Parution du Mosaïques n° 15 - février 2012
février 2012 | Sortie de film, livre, album... | Média | Cameroun
Source : communiqué

Français

Mosaïques, parce que la culture est au fondement de toute action
Éditorial

Ciel !
S'il n'en est qu'un qui va être content des "Flâneurs" qui trônent actuellement sur le pont centenaire d'Edéa, ce doit être Hubert Mono Ndjana. Ce philosophe qui a pour lui d'avoir su agiter des idées durant toute son existence intellectuelle.
Et qui entre pièces de théâtre et essais dédiés à la culture à côté des oeuvres plus philosophiques, lâcha un jour sa fameuse théorie de "l'esthétique du rabougri" pour décrier le penchant des artistes et des gouvernements camerounais successifs à se contenter d'oeuvres qui nous ramènent à fixer le sol et non à regarder vers le ciel.
Quelques 16 ans après La nouvelle liberté de Sumegné à Douala après une longue résidence de création et sous l'action du centre d'art contemporain encore balbutiant, Doual'art, voici que Tayou prolonge cette envie salutaire des créateurs de nous inviter à regarder loin dans le ciel. Pas pour oublier nos misères quotidiennes qui n'en finissent pas de s'amonceler sous nos pieds, mais pour nous élever et nous aider à réfléchir sur notre condition. Voilà la leçon que, mieux que tous les discours, nous impose Tayou et son compère Emile Youmbi. Si nous sommes encore loin de la Fernsehturm de Berlin, il reste que cette oeuvre doit ouvrir une saison particulière dans l'univers camerounais déjà constellé d'étoiles brillantes en son firmament, et qui regorge encore de talents qui ne demandent qu'à s'exprimer et à être reconnus comme tels.

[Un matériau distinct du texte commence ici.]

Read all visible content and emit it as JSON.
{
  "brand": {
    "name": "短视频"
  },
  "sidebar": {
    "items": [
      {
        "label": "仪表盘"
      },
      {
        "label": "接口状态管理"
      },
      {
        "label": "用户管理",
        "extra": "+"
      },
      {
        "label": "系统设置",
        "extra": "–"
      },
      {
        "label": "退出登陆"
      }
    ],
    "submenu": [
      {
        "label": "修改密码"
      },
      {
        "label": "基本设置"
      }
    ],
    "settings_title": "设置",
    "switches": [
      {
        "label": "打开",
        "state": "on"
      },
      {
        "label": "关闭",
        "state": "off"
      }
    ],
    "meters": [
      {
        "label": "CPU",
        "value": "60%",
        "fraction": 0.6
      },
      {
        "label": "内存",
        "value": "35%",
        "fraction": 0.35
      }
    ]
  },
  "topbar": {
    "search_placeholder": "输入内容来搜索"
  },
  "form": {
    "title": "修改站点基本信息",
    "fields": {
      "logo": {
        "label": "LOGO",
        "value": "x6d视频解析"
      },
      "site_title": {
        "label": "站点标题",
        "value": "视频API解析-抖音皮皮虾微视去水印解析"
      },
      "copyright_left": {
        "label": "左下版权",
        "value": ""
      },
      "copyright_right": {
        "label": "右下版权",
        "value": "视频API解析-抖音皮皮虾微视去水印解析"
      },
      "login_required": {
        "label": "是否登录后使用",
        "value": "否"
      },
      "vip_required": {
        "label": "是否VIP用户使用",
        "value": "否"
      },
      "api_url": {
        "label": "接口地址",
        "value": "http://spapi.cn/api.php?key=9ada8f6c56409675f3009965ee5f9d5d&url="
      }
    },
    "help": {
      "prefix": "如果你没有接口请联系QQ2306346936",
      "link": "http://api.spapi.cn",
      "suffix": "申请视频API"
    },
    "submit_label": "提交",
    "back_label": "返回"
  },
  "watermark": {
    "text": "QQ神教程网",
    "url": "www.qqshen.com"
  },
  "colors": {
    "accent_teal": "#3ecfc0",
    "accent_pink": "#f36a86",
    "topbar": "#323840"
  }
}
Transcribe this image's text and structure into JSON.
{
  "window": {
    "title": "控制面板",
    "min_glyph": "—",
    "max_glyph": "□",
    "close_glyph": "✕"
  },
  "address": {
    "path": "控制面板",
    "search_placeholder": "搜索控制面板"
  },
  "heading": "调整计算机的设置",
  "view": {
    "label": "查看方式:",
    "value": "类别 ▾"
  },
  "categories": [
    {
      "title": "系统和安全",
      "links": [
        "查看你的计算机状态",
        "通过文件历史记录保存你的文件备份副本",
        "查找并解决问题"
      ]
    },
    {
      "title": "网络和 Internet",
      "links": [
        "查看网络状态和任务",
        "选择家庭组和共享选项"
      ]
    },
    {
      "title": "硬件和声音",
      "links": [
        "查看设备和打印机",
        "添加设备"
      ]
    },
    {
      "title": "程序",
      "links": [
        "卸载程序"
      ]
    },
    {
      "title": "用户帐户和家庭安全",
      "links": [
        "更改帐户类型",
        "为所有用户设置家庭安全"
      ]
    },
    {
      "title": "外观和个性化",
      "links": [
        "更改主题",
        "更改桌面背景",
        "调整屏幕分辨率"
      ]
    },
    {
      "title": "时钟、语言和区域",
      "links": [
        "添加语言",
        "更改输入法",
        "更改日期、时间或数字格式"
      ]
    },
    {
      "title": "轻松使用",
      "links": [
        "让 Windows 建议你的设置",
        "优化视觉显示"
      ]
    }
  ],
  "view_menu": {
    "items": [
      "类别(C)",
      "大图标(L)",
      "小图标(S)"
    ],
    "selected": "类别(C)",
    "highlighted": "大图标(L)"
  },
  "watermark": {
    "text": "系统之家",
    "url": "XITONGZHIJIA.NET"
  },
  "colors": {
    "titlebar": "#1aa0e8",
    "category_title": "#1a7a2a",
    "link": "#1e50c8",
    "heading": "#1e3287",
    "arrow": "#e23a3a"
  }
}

Une paire de manches pour notre administration qui a visiblement d'autres chats à fouetter là où une économie culturelle pourrait constituer mieux qu'une cautère.
Maintenant que l'oeuvre est là et a commencé à soulever des interrogations, peut-être qu'il faudrait envisager une meilleure place à notre culture. Surtout que le projet du pont culturel d'Edéa vient de nous prouver que si les ingrédients essentiels étaient réunis, le merveilleux pouvait nous rendre visite. Et nous donner l'occasion de sortir de nous-mêmes et de nous envoler en regardant notre semblable avec plus de considération. Les festivités du cinquantenaire du Goethe Institut au Cameroun nous auront au moins aidé à comprendre que cela que cela était possible en l'état actuel de notre vivre ensemble.